VSCode: search for `Pylance` on marketplace

Add path to executable to plugin:

```shell
which pyright-langserver
```

Insert that path to plugin config in your IDE as path to executable

## Documentation Style

The project follows the Google style to document the code. The pre-commit hooks are configured to check this style.

## Data Source and Processing

### Census Bureau Data:

Get your API key in: [link](https://api.census.gov/data/key_signup.html)

Once you get your API key, include a ```.env``` file in the project root with the following:

```
CENSUS_DATA_API_KEY=<YOUR-CENSUS-DATA-API-KEY>
```

Replace ```<YOUR-CENSUS-DATA-API-KEY>``` with your actual API key.

For more information regarding the API data: [link](https://www.census.gov/data/developers/guidance/api-user-guide.Example_API_Queries.html)


### U.S. EPA's Envirofacts

API documentation: [link](https://www.epa.gov/enviro/envirofacts-data-service-api-v1)

### Running the Data Processing Pipeline

This repository includes a data processing pipeline for handling TRI (Toxics Release Inventory) data, specifically focusing on plastic additives. The pipeline can be executed by specifying the year of data you want to process.

### Running the Script

To run the data processing pipeline, navigate to the repository's main directory and execute the following command, replacing ```<year>``` with the desired year (e.g., 2022) and  ```<bool>``` with True/False:

```
python src/data_processing/main.py --year <year> --is_drop_nan_percentage <bool>
```

See the help menu:

```
python src/data_processing/main.py --help
```

### Changes to the database

If you generate changes to the database schema, create migrations by running:

```
alembic revision --autogenerate -m "<description-string>"
```

Then apply the migrations by running:

```
alembic upgrade head
```

## TODO

### TRI data retrieval

The TRI data is static and not dynamic. Due to file size and scalability feel free to automatize this process.
Suggestions:

1. Implement TRI data retrieval from EPA's Envirofacts API.
2. Implement the web scrapping strategy like in [EoL4Chem](https://github.com/jodhernandezbe/EoL4Chem) repository.

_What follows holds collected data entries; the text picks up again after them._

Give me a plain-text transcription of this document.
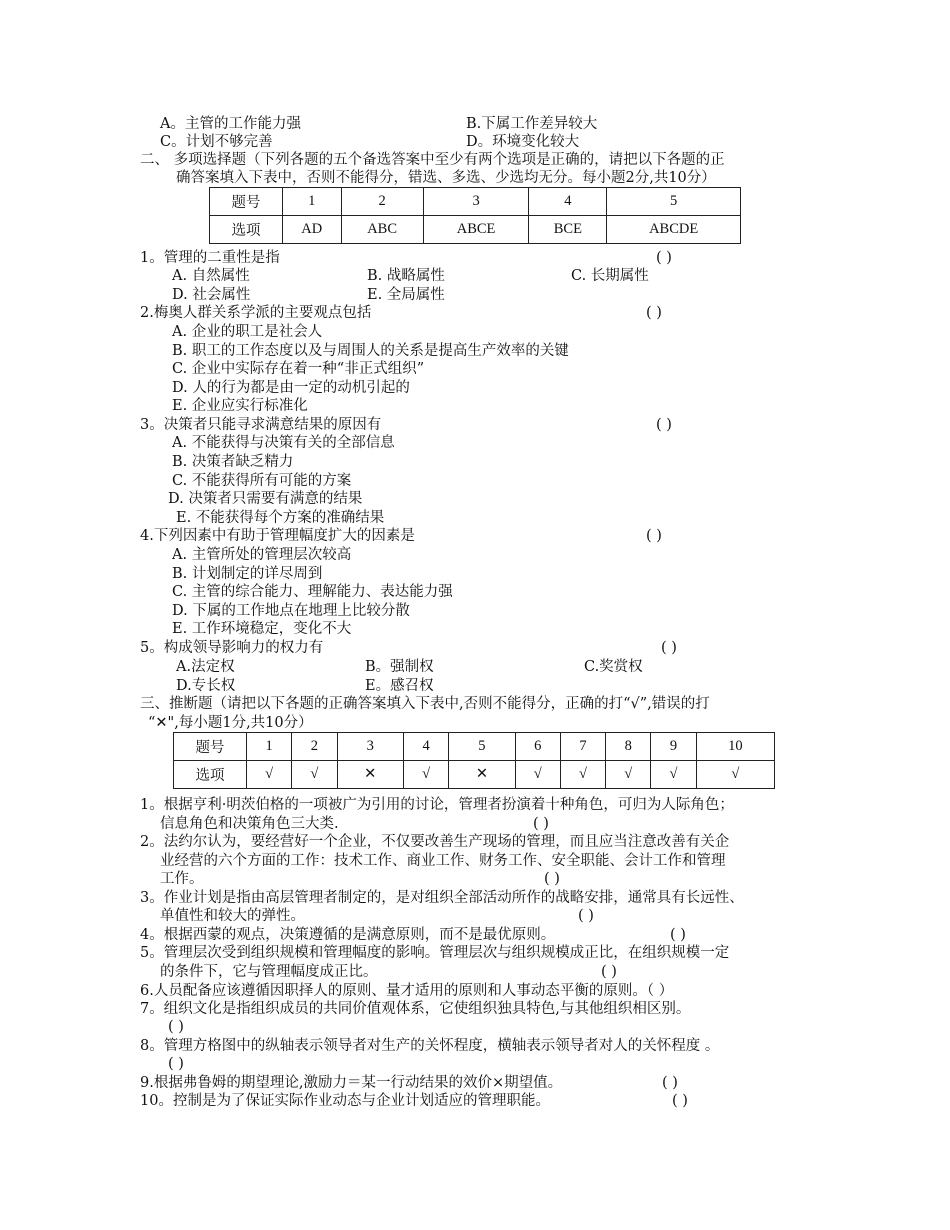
A。主管的工作能力强	B.下属工作差异较大
C。计划不够完善	D。环境变化较大
二、 多项选择题（下列各题的五个备选答案中至少有两个选项是正确的，请把以下各题的正
确答案填入下表中，否则不能得分，错选、多选、少选均无分。每小题2分,共10分）
题号	1	2	3	4	5
选项	AD	ABC	ABCE	BCE	ABCDE
1。管理的二重性是指	( )
A. 自然属性	B. 战略属性	C. 长期属性
D. 社会属性	E. 全局属性
2.梅奥人群关系学派的主要观点包括	( )
A. 企业的职工是社会人
B. 职工的工作态度以及与周围人的关系是提高生产效率的关键
C. 企业中实际存在着一种“非正式组织”
D. 人的行为都是由一定的动机引起的
E. 企业应实行标准化
3。决策者只能寻求满意结果的原因有	( )
A. 不能获得与决策有关的全部信息
B. 决策者缺乏精力
C. 不能获得所有可能的方案
D. 决策者只需要有满意的结果
E. 不能获得每个方案的准确结果
4.下列因素中有助于管理幅度扩大的因素是	( )
A. 主管所处的管理层次较高
B. 计划制定的详尽周到
C. 主管的综合能力、理解能力、表达能力强
D. 下属的工作地点在地理上比较分散
E. 工作环境稳定，变化不大
5。构成领导影响力的权力有	( )
A.法定权	B。强制权	C.奖赏权
D.专长权	E。感召权
三、推断题（请把以下各题的正确答案填入下表中,否则不能得分，正确的打“√”,错误的打
“✕",每小题1分,共10分）
题号	1	2	3	4	5	6	7	8	9	10
选项	√	√	✕	√	✕	√	√	√	√	√
1。根据亨利·明茨伯格的一项被广为引用的讨论，管理者扮演着十种角色，可归为人际角色；
信息角色和决策角色三大类.	( )
2。法约尔认为，要经营好一个企业，不仅要改善生产现场的管理，而且应当注意改善有关企
业经营的六个方面的工作：技术工作、商业工作、财务工作、安全职能、会计工作和管理
工作。	( )
3。作业计划是指由高层管理者制定的，是对组织全部活动所作的战略安排，通常具有长远性、
单值性和较大的弹性。	( )
4。根据西蒙的观点，决策遵循的是满意原则，而不是最优原则。	( )
5。管理层次受到组织规模和管理幅度的影响。管理层次与组织规模成正比，在组织规模一定
的条件下，它与管理幅度成正比。	( )
6.人员配备应该遵循因职择人的原则、量才适用的原则和人事动态平衡的原则。（ ）
7。组织文化是指组织成员的共同价值观体系，它使组织独具特色,与其他组织相区别。
( )
8。管理方格图中的纵轴表示领导者对生产的关怀程度，横轴表示领导者对人的关怀程度 。
( )
9.根据弗鲁姆的期望理论,激励力＝某一行动结果的效价×期望值。	( )
10。控制是为了保证实际作业动态与企业计划适应的管理职能。	( )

Feel free to modularize more the project tree for scalability and mantainability.

### SQL database engine

If you will modify the db engine (e.g., PostgreSQL) or name, feel free to include this information in the config file instead of hard coding it since it would be less error prone.

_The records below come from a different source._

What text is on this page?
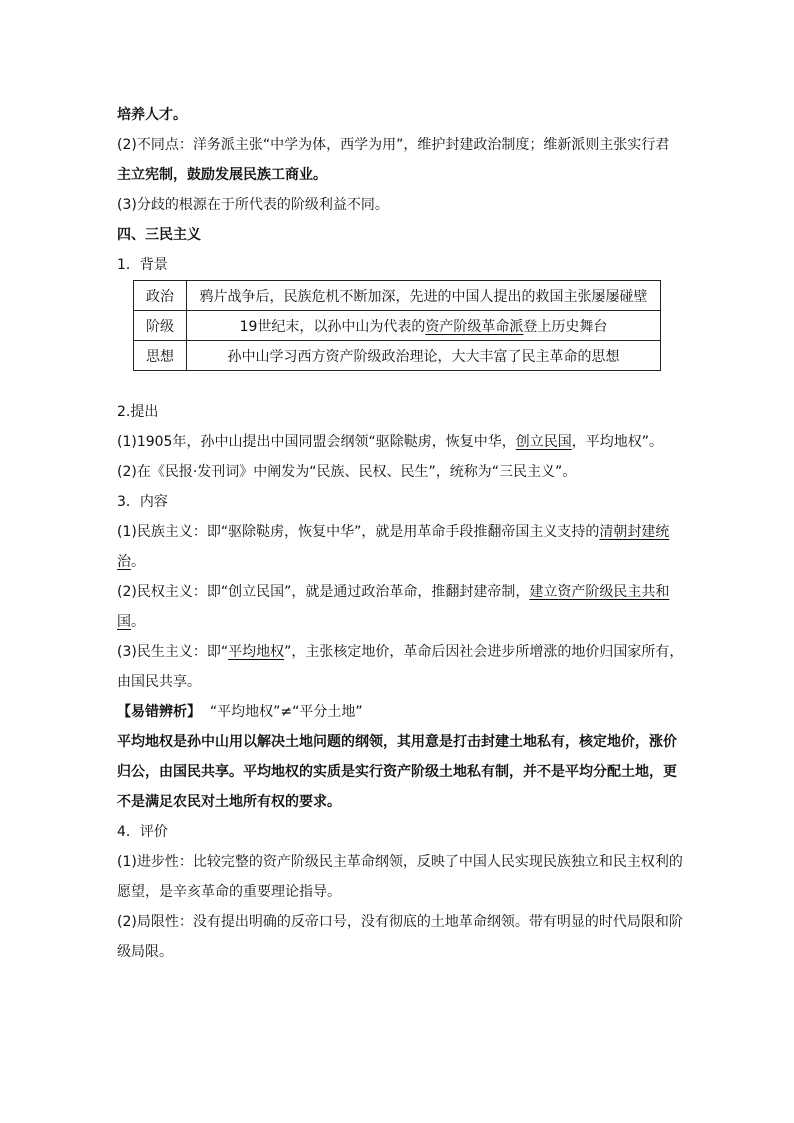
培养人才。
(2)不同点：洋务派主张“中学为体，西学为用”，维护封建政治制度；维新派则主张实行君
主立宪制，鼓励发展民族工商业。
(3)分歧的根源在于所代表的阶级利益不同。
四、三民主义
1．背景
政治	鸦片战争后，民族危机不断加深，先进的中国人提出的救国主张屡屡碰壁
阶级	19世纪末，以孙中山为代表的资产阶级革命派登上历史舞台
思想	孙中山学习西方资产阶级政治理论，大大丰富了民主革命的思想
2.提出
(1)1905年，孙中山提出中国同盟会纲领“驱除鞑虏，恢复中华，创立民国，平均地权”。
(2)在《民报·发刊词》中阐发为“民族、民权、民生”，统称为“三民主义”。
3．内容
(1)民族主义：即“驱除鞑虏，恢复中华”，就是用革命手段推翻帝国主义支持的清朝封建统
治。
(2)民权主义：即“创立民国”，就是通过政治革命，推翻封建帝制，建立资产阶级民主共和
国。
(3)民生主义：即“平均地权”，主张核定地价，革命后因社会进步所增涨的地价归国家所有，
由国民共享。
【易错辨析】 “平均地权”≠“平分土地”
平均地权是孙中山用以解决土地问题的纲领，其用意是打击封建土地私有，核定地价，涨价
归公，由国民共享。平均地权的实质是实行资产阶级土地私有制，并不是平均分配土地，更
不是满足农民对土地所有权的要求。
4．评价
(1)进步性：比较完整的资产阶级民主革命纲领，反映了中国人民实现民族独立和民主权利的
愿望，是辛亥革命的重要理论指导。
(2)局限性：没有提出明确的反帝口号，没有彻底的土地革命纲领。带有明显的时代局限和阶
级局限。
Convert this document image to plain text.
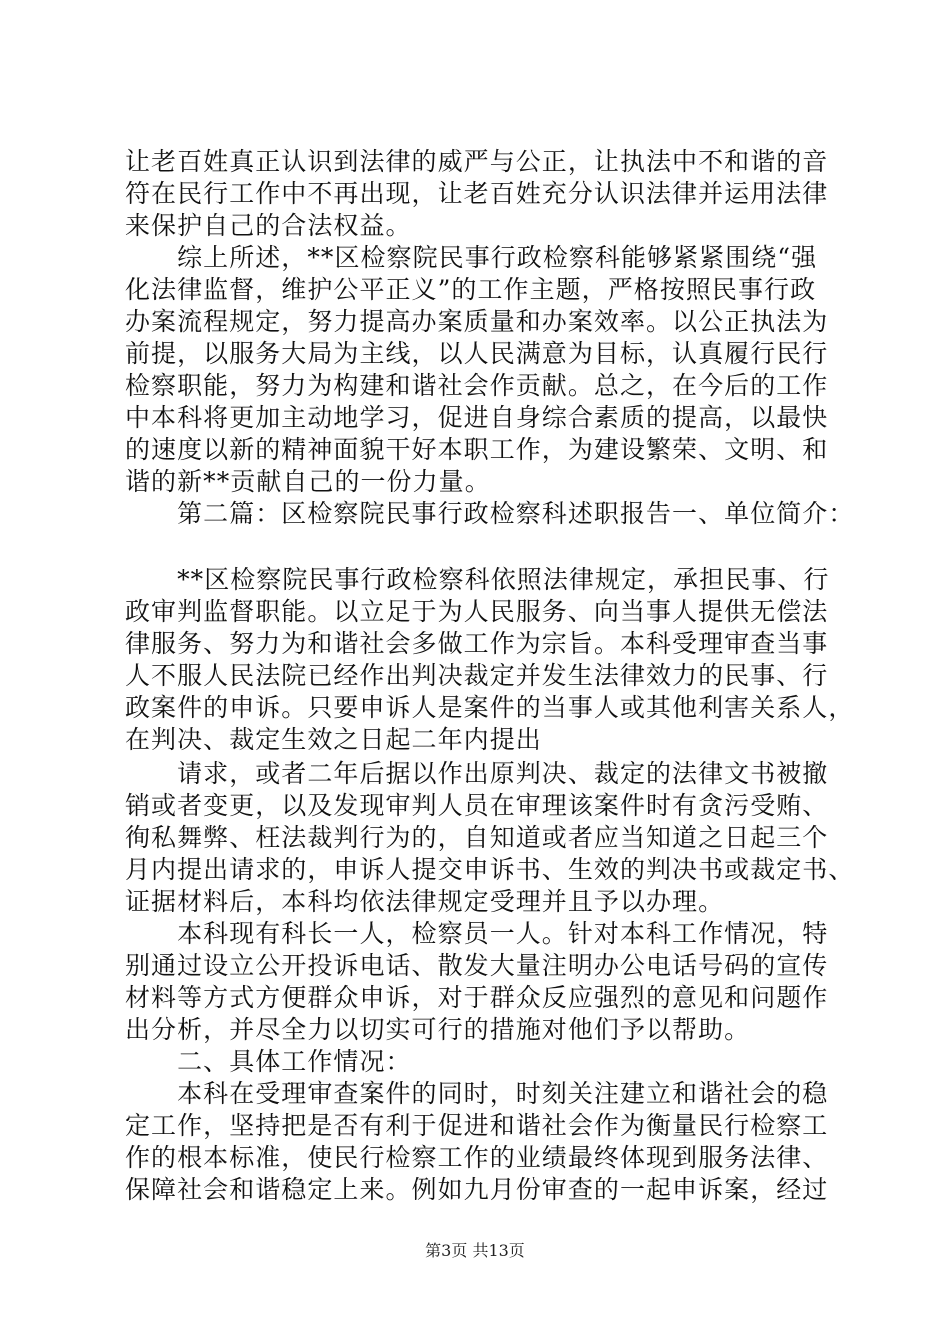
让老百姓真正认识到法律的威严与公正，让执法中不和谐的音
符在民行工作中不再出现，让老百姓充分认识法律并运用法律
来保护自己的合法权益。
　　综上所述，**区检察院民事行政检察科能够紧紧围绕“强
化法律监督，维护公平正义”的工作主题，严格按照民事行政
办案流程规定，努力提高办案质量和办案效率。以公正执法为
前提，以服务大局为主线，以人民满意为目标，认真履行民行
检察职能，努力为构建和谐社会作贡献。总之，在今后的工作
中本科将更加主动地学习，促进自身综合素质的提高，以最快
的速度以新的精神面貌干好本职工作，为建设繁荣、文明、和
谐的新**贡献自己的一份力量。
　　第二篇：区检察院民事行政检察科述职报告一、单位简介：
　　**区检察院民事行政检察科依照法律规定，承担民事、行
政审判监督职能。以立足于为人民服务、向当事人提供无偿法
律服务、努力为和谐社会多做工作为宗旨。本科受理审查当事
人不服人民法院已经作出判决裁定并发生法律效力的民事、行
政案件的申诉。只要申诉人是案件的当事人或其他利害关系人，
在判决、裁定生效之日起二年内提出
　　请求，或者二年后据以作出原判决、裁定的法律文书被撤
销或者变更，以及发现审判人员在审理该案件时有贪污受贿、
徇私舞弊、枉法裁判行为的，自知道或者应当知道之日起三个
月内提出请求的，申诉人提交申诉书、生效的判决书或裁定书、
证据材料后，本科均依法律规定受理并且予以办理。
　　本科现有科长一人，检察员一人。针对本科工作情况，特
别通过设立公开投诉电话、散发大量注明办公电话号码的宣传
材料等方式方便群众申诉，对于群众反应强烈的意见和问题作
出分析，并尽全力以切实可行的措施对他们予以帮助。
　　二、具体工作情况：
　　本科在受理审查案件的同时，时刻关注建立和谐社会的稳
定工作，坚持把是否有利于促进和谐社会作为衡量民行检察工
作的根本标准，使民行检察工作的业绩最终体现到服务法律、
保障社会和谐稳定上来。例如九月份审查的一起申诉案，经过
第3页 共13页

Feel free to use asyncronous queries to reduce the processing time.

### Testing

Feel free to use unit or integration testing for QA. As suggestion, include it as a hook in the pre-commit file. Only smoke testing was used in the development of this project and there is not coverage yet.

### Data orchestator

Feel free to use a data orchestator like Airflow or Prefect. This would be more important if you try to increase the data volume.

## Note

The project structure follows a modular approach to facilitate the expansion and mantainability. In addition, it follows a single responsability principle and separation of concern. Keep this principle as part of good practices and clean code.

## PyPI

The project was released as a Python packaged in [PyPI](https://pypi.org/project/focapd/).

## Disclaimer

The views expressed in this article are those of the authors and do not necessarily represent the views or policies of the U.S. Environmental Protection Agency. Any mention of trade names, products, or services does not imply an endorsement by the U.S. Government or the U.S. Environmental Protection Agency. The U.S. Environmental Protection Agency does not endorse any commercial products, service, or enterprises.